The 4K disc itself includes the following new extras (some in HD, the deleted scenes in SD, both of varying quality):
- Duncan Jones Retrospective (9:23)
- Deleted Scenes (2 scenes – 1:25 in all)
- Performance Elements (4:49)
- Fan Art Poster Gallery (6 images)
The new retrospective is the best of the lot, featuring Jones being interviewed via Skype over the Internet. He offers a few interesting insights on the film and—because this is new—he discusses the film’s Netflix soft sequel, Mute, as well as a potential third film in the trilogy. (Side note: Mute deserves its own physical 4K release.)
The package also includes the film on Blu-ray (the same disc as before), which carries over all of the previous special features (in a mix of HD and SD). These include:
- Audio Commentary by writer/director Duncan Jones, DP Gary Shaw, concept designer Gavin Rothery, and production designer Tony Noble
- Audio Commentary by Duncan Jones and producer Stuart Fenegan
- Whistle (a Short Film by Duncan Jones) (28:46)
- The Making of Moon (16:18)
- Creating the Visual Effects (11:09)
- Science Center Q&A with Director Duncan Jones (20:48)
- Filmmaker’s Q&A at the Sundance Film Festival (11:15)
- Theatrical Trailer (2:08)
The original content is as terrific as always. And there’s a Digital Copy code on a paper insert in the package.

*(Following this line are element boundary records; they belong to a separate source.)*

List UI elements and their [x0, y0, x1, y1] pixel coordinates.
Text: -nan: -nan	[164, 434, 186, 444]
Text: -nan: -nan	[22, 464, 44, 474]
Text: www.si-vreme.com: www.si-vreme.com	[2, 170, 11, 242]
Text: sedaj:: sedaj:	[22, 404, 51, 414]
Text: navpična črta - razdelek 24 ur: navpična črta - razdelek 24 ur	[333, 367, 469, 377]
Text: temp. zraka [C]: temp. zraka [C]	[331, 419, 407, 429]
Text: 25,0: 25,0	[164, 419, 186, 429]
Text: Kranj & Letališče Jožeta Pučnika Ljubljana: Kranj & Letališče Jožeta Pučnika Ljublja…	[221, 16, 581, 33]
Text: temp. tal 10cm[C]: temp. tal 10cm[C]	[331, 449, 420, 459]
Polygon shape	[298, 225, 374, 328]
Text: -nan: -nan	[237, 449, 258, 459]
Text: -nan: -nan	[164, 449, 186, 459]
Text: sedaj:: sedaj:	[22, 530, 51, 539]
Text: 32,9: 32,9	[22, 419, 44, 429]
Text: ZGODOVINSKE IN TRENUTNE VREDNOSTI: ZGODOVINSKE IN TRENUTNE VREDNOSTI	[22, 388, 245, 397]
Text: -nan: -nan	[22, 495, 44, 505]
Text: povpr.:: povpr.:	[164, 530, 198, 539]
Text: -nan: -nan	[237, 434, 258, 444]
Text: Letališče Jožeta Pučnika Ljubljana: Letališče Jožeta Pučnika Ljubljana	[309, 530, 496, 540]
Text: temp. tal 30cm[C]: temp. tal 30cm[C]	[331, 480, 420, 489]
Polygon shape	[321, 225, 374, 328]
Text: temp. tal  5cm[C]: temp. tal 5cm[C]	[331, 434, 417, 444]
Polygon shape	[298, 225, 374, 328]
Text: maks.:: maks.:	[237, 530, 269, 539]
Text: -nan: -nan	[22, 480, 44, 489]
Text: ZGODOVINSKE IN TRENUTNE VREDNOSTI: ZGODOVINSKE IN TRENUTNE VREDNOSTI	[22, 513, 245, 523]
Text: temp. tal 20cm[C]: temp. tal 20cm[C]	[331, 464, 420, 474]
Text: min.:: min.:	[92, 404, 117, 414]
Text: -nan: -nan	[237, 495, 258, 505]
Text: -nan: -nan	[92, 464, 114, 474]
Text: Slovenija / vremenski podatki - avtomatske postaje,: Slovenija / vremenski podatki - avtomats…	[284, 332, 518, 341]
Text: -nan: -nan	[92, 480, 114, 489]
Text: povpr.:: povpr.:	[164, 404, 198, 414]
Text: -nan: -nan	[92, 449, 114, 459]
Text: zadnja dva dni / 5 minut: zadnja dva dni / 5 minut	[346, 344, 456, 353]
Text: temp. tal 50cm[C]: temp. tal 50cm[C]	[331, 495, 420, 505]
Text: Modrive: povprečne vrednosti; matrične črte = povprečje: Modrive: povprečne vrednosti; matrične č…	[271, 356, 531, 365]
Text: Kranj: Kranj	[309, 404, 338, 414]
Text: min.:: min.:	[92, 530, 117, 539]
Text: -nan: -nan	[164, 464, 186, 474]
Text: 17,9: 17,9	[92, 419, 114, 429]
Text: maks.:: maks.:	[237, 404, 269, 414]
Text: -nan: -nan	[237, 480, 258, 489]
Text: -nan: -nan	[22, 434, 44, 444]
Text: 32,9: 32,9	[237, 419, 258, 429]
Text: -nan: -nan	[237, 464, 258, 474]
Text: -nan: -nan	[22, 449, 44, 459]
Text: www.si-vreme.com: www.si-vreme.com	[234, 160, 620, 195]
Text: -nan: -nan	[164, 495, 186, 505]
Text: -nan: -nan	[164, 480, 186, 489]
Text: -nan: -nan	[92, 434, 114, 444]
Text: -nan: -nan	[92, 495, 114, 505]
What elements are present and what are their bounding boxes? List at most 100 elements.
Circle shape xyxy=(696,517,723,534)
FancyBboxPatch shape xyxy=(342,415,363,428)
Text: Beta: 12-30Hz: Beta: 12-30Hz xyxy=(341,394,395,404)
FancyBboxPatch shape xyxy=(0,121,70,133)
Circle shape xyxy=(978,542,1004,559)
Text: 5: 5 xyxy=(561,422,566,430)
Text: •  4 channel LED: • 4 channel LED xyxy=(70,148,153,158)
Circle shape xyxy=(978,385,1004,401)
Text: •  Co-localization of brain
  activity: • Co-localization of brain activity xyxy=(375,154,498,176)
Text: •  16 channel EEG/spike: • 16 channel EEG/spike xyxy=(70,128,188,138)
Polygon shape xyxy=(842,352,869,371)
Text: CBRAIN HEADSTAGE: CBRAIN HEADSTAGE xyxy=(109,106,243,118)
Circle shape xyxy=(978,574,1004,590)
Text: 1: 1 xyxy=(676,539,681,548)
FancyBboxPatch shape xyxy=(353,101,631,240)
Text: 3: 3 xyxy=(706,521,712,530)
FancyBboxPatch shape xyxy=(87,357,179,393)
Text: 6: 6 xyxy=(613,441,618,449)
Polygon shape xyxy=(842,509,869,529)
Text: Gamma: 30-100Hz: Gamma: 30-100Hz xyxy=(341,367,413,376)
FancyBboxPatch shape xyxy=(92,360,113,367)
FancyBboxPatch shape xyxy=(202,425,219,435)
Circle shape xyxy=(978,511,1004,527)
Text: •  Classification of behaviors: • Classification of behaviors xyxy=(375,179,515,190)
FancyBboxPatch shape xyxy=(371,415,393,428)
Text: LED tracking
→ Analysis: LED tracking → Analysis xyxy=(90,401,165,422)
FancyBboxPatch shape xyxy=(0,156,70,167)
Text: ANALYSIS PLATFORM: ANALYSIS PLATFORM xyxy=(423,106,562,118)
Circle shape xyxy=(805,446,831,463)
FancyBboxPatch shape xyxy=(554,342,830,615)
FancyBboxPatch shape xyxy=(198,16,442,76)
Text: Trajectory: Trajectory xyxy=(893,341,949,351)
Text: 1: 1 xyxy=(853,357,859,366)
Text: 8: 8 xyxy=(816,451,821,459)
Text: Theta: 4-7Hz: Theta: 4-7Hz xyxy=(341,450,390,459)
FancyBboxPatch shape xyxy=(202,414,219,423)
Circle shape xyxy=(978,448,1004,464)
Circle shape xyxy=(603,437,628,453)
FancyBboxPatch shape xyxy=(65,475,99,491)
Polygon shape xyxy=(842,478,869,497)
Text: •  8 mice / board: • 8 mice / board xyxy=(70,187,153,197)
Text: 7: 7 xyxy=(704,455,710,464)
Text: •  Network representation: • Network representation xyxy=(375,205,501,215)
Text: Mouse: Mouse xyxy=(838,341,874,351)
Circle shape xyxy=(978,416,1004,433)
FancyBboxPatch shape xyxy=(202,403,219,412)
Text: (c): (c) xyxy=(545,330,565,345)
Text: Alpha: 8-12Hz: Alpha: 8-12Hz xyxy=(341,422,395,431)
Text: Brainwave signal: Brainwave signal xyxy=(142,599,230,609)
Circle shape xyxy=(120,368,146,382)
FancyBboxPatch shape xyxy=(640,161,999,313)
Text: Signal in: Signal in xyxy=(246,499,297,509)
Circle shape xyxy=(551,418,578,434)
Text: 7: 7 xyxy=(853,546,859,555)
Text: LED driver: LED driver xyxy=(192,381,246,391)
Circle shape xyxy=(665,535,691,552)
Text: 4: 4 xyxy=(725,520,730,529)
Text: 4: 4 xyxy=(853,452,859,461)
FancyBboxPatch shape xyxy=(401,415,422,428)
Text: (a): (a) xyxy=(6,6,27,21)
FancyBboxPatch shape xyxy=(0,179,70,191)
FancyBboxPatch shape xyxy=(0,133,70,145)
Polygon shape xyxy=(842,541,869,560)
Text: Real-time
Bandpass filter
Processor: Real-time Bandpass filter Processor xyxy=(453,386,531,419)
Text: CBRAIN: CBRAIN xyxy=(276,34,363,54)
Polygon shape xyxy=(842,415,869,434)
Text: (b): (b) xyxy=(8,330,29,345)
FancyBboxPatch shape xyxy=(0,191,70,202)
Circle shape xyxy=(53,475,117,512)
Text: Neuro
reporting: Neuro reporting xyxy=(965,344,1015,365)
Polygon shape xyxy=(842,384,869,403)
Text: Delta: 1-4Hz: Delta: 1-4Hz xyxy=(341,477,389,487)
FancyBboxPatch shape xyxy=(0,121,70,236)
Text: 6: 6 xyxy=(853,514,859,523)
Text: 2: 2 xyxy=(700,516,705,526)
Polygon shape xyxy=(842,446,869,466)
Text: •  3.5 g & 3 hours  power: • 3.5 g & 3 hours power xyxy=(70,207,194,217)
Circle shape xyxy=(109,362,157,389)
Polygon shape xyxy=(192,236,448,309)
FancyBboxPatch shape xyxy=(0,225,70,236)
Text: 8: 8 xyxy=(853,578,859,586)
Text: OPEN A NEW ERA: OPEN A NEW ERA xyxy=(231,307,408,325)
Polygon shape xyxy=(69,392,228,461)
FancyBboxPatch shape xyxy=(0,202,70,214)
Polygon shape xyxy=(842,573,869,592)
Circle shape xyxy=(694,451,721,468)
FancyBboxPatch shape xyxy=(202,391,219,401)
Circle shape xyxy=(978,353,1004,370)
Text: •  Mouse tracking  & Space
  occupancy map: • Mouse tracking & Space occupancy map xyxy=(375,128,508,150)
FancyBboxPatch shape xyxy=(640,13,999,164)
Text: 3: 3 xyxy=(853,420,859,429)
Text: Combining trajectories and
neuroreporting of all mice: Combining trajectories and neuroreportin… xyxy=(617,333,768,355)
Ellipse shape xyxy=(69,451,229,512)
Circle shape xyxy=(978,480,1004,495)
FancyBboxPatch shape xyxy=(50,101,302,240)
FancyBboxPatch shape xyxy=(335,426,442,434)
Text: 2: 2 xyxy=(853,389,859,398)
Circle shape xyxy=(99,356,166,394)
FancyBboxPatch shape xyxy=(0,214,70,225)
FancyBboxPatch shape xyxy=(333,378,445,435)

Many film fans over the years have developed a particular soft spot for Moon, thanks in no small part to Sam Rockwell, who is absolutely engaging in the lead role. It’s truly one of the better science fiction films of the 21st century, and in a grouping that includes films like Apollo 11, Prospect, and The Martian, that’s high praise. In other words, pick this 4K release up right away. You won’t be disappointed.